One of the notable things about the 1980s way of doing business was how front line workers weren’t valued for their skills and knowledge.
In call centres, shopping malls and government departments, those who dealt with customers were seen as an unnecessary expense who should be outsourced at the first opportunity or, if it wasn’t possible to hive them off, then encourage them to get more money out of the customer while providing less service.
An example of this was at electronic superstores where sales staff with little product knowledge were given rudimentary training and then encouraged to sell easy payment plans and expensive acccessories – the HDMI cable scam where connectors of dubious quality earned more profit and commission than the HiFi systems or plasma TVs they plugged into illustrated how lousy a deal this way of doing business for the customer.
Much of that mentality has been inherited by web2.0 companies that think customer service is an optional extra.
Some of those companies can’t even be bothered protecting their clients’ data properly, such is their unwillingness to provide service.
The stack ’em high, sell ’em cheap self service culture of the 1950s and 60s reached its limits in the 1980s and was only given a reprieve by the easy credit boom of the 1990s. With the end of the credit boom, electronic or household goods stores that simply sell cheap tat on interest free terms at a fat mark up without adding value now struggle.

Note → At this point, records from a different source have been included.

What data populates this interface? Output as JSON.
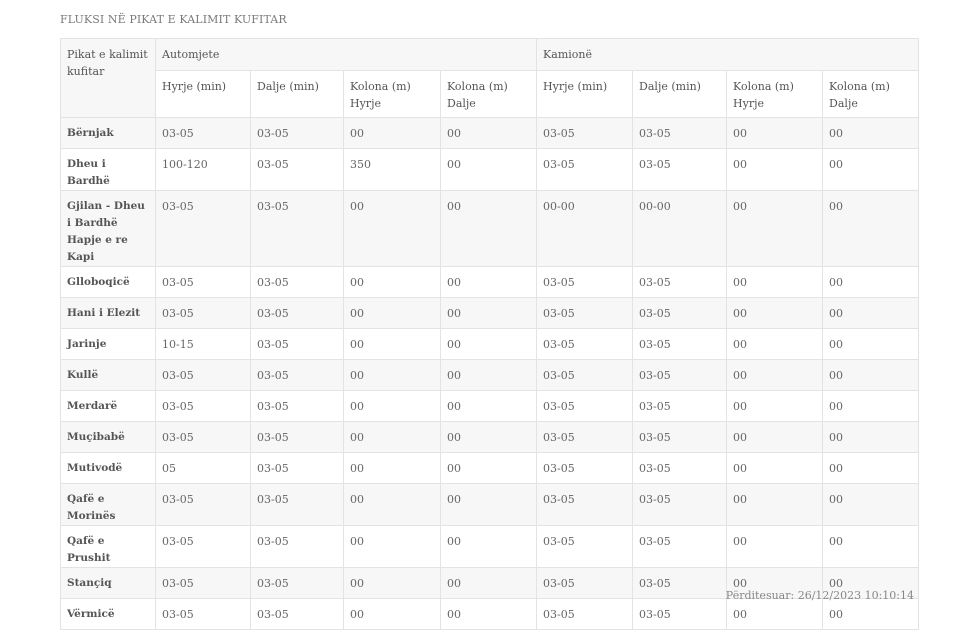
{
  "title": "FLUKSI NË PIKAT E KALIMIT KUFITAR",
  "table": {
    "corner_header": "Pikat e kalimit kufitar",
    "groups": [
      "Automjete",
      "Kamionë"
    ],
    "subheaders": [
      "Hyrje (min)",
      "Dalje (min)",
      "Kolona (m) Hyrje",
      "Kolona (m) Dalje",
      "Hyrje (min)",
      "Dalje (min)",
      "Kolona (m) Hyrje",
      "Kolona (m) Dalje"
    ],
    "rows": [
      {
        "name": "Bërnjak",
        "values": [
          "03-05",
          "03-05",
          "00",
          "00",
          "03-05",
          "03-05",
          "00",
          "00"
        ]
      },
      {
        "name": "Dheu i Bardhë",
        "values": [
          "100-120",
          "03-05",
          "350",
          "00",
          "03-05",
          "03-05",
          "00",
          "00"
        ]
      },
      {
        "name": "Gjilan - Dheu i Bardhë Hapje e re Kapi",
        "values": [
          "03-05",
          "03-05",
          "00",
          "00",
          "00-00",
          "00-00",
          "00",
          "00"
        ]
      },
      {
        "name": "Glloboqicë",
        "values": [
          "03-05",
          "03-05",
          "00",
          "00",
          "03-05",
          "03-05",
          "00",
          "00"
        ]
      },
      {
        "name": "Hani i Elezit",
        "values": [
          "03-05",
          "03-05",
          "00",
          "00",
          "03-05",
          "03-05",
          "00",
          "00"
        ]
      },
      {
        "name": "Jarinje",
        "values": [
          "10-15",
          "03-05",
          "00",
          "00",
          "03-05",
          "03-05",
          "00",
          "00"
        ]
      },
      {
        "name": "Kullë",
        "values": [
          "03-05",
          "03-05",
          "00",
          "00",
          "03-05",
          "03-05",
          "00",
          "00"
        ]
      },
      {
        "name": "Merdarë",
        "values": [
          "03-05",
          "03-05",
          "00",
          "00",
          "03-05",
          "03-05",
          "00",
          "00"
        ]
      },
      {
        "name": "Muçibabë",
        "values": [
          "03-05",
          "03-05",
          "00",
          "00",
          "03-05",
          "03-05",
          "00",
          "00"
        ]
      },
      {
        "name": "Mutivodë",
        "values": [
          "05",
          "03-05",
          "00",
          "00",
          "03-05",
          "03-05",
          "00",
          "00"
        ]
      },
      {
        "name": "Qafë e Morinës",
        "values": [
          "03-05",
          "03-05",
          "00",
          "00",
          "03-05",
          "03-05",
          "00",
          "00"
        ]
      },
      {
        "name": "Qafë e Prushit",
        "values": [
          "03-05",
          "03-05",
          "00",
          "00",
          "03-05",
          "03-05",
          "00",
          "00"
        ]
      },
      {
        "name": "Stançiq",
        "values": [
          "03-05",
          "03-05",
          "00",
          "00",
          "03-05",
          "03-05",
          "00",
          "00"
        ]
      },
      {
        "name": "Vërmicë",
        "values": [
          "03-05",
          "03-05",
          "00",
          "00",
          "03-05",
          "03-05",
          "00",
          "00"
        ]
      }
    ]
  },
  "updated": "Përditesuar: 26/12/2023 10:10:14"
}
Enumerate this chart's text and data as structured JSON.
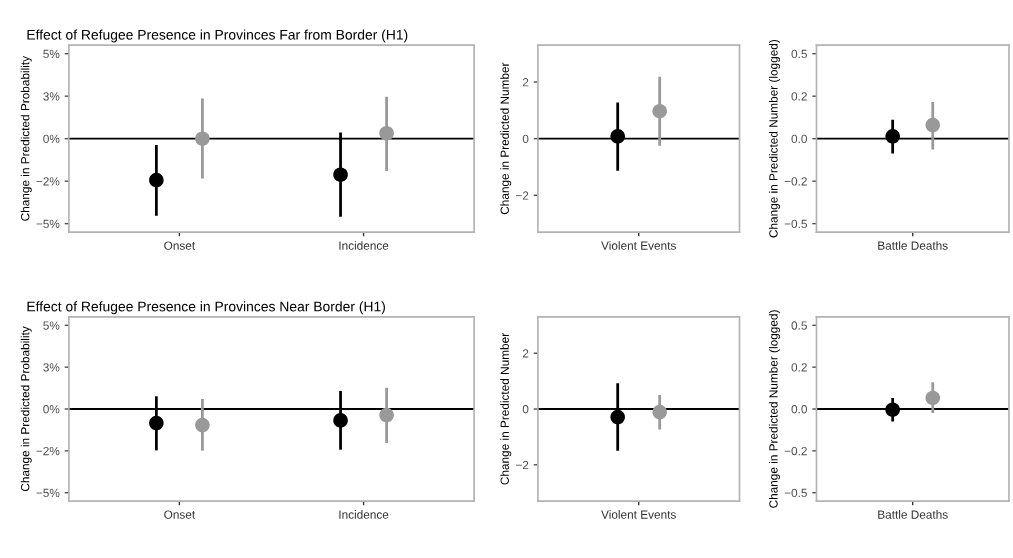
{
  "chart_data": [
    {
      "type": "scatter",
      "title": "Effect of Refugee Presence in Provinces Far from Border (H1)",
      "ylabel": "Change in Predicted Probability",
      "categories": [
        "Onset",
        "Incidence"
      ],
      "marker": "circle",
      "grid": false,
      "ylim": [
        -5.5,
        5.5
      ],
      "yticks": [
        {
          "value": -5,
          "label": "−5%"
        },
        {
          "value": -2.5,
          "label": "−2%"
        },
        {
          "value": 0,
          "label": "0%"
        },
        {
          "value": 2.5,
          "label": "3%"
        },
        {
          "value": 5,
          "label": "5%"
        }
      ],
      "ref_lines": [
        {
          "axis": "y",
          "value": 0,
          "color": "#000000"
        }
      ],
      "series": [
        {
          "color": "#000000",
          "values": [
            -2.44,
            -2.12
          ],
          "errors": [
            [
              -4.54,
              -0.38
            ],
            [
              -4.6,
              0.36
            ]
          ]
        },
        {
          "color": "#999999",
          "values": [
            0,
            0.32
          ],
          "errors": [
            [
              -2.34,
              2.36
            ],
            [
              -1.9,
              2.46
            ]
          ]
        }
      ]
    },
    {
      "type": "scatter",
      "ylabel": "Change in Predicted Number",
      "categories": [
        "Violent Events"
      ],
      "marker": "circle",
      "grid": false,
      "ylim": [
        -3.3,
        3.3
      ],
      "yticks": [
        {
          "value": -2,
          "label": "−2"
        },
        0,
        2
      ],
      "ref_lines": [
        {
          "axis": "y",
          "value": 0,
          "color": "#000000"
        }
      ],
      "series": [
        {
          "color": "#000000",
          "values": [
            0.08
          ],
          "errors": [
            [
              -1.13,
              1.28
            ]
          ]
        },
        {
          "color": "#999999",
          "values": [
            0.97
          ],
          "errors": [
            [
              -0.25,
              2.19
            ]
          ]
        }
      ]
    },
    {
      "type": "scatter",
      "ylabel": "Change in Predicted Number (logged)",
      "categories": [
        "Battle Deaths"
      ],
      "marker": "circle",
      "grid": false,
      "ylim": [
        -0.55,
        0.55
      ],
      "yticks": [
        {
          "value": -0.5,
          "label": "−0.5"
        },
        {
          "value": -0.25,
          "label": "−0.2"
        },
        {
          "value": 0,
          "label": "0.0"
        },
        {
          "value": 0.25,
          "label": "0.2"
        },
        0.5
      ],
      "ref_lines": [
        {
          "axis": "y",
          "value": 0,
          "color": "#000000"
        }
      ],
      "series": [
        {
          "color": "#000000",
          "values": [
            0.014
          ],
          "errors": [
            [
              -0.088,
              0.112
            ]
          ]
        },
        {
          "color": "#999999",
          "values": [
            0.08
          ],
          "errors": [
            [
              -0.064,
              0.216
            ]
          ]
        }
      ]
    },
    {
      "type": "scatter",
      "title": "Effect of Refugee Presence in Provinces Near Border (H1)",
      "ylabel": "Change in Predicted Probability",
      "categories": [
        "Onset",
        "Incidence"
      ],
      "marker": "circle",
      "grid": false,
      "ylim": [
        -5.5,
        5.5
      ],
      "yticks": [
        {
          "value": -5,
          "label": "−5%"
        },
        {
          "value": -2.5,
          "label": "−2%"
        },
        {
          "value": 0,
          "label": "0%"
        },
        {
          "value": 2.5,
          "label": "3%"
        },
        {
          "value": 5,
          "label": "5%"
        }
      ],
      "ref_lines": [
        {
          "axis": "y",
          "value": 0,
          "color": "#000000"
        }
      ],
      "series": [
        {
          "color": "#000000",
          "values": [
            -0.84,
            -0.68
          ],
          "errors": [
            [
              -2.47,
              0.76
            ],
            [
              -2.43,
              1.08
            ]
          ]
        },
        {
          "color": "#999999",
          "values": [
            -0.96,
            -0.36
          ],
          "errors": [
            [
              -2.49,
              0.6
            ],
            [
              -2.03,
              1.27
            ]
          ]
        }
      ]
    },
    {
      "type": "scatter",
      "ylabel": "Change in Predicted Number",
      "categories": [
        "Violent Events"
      ],
      "marker": "circle",
      "grid": false,
      "ylim": [
        -3.3,
        3.3
      ],
      "yticks": [
        {
          "value": -2,
          "label": "−2"
        },
        0,
        2
      ],
      "ref_lines": [
        {
          "axis": "y",
          "value": 0,
          "color": "#000000"
        }
      ],
      "series": [
        {
          "color": "#000000",
          "values": [
            -0.29
          ],
          "errors": [
            [
              -1.5,
              0.92
            ]
          ]
        },
        {
          "color": "#999999",
          "values": [
            -0.11
          ],
          "errors": [
            [
              -0.73,
              0.5
            ]
          ]
        }
      ]
    },
    {
      "type": "scatter",
      "ylabel": "Change in Predicted Number (logged)",
      "categories": [
        "Battle Deaths"
      ],
      "marker": "circle",
      "grid": false,
      "ylim": [
        -0.55,
        0.55
      ],
      "yticks": [
        {
          "value": -0.5,
          "label": "−0.5"
        },
        {
          "value": -0.25,
          "label": "−0.2"
        },
        {
          "value": 0,
          "label": "0.0"
        },
        {
          "value": 0.25,
          "label": "0.2"
        },
        0.5
      ],
      "ref_lines": [
        {
          "axis": "y",
          "value": 0,
          "color": "#000000"
        }
      ],
      "series": [
        {
          "color": "#000000",
          "values": [
            -0.004
          ],
          "errors": [
            [
              -0.074,
              0.066
            ]
          ]
        },
        {
          "color": "#999999",
          "values": [
            0.066
          ],
          "errors": [
            [
              -0.024,
              0.16
            ]
          ]
        }
      ]
    }
  ]
}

Gerry Harvey is getting out of electronics partly for this reason – his business model is dead and it’s been difficult for a decade to make the fat profits on consumer computers or electricals without hooking the customers with interest free deals or expensive and pointless accessories or software.
One of the conceits of management through the last part of the Twentieth Century was the mantra “our greatest asset are our people”, today business have to start valuing the skills, knowledge and corporate memory of their workforces.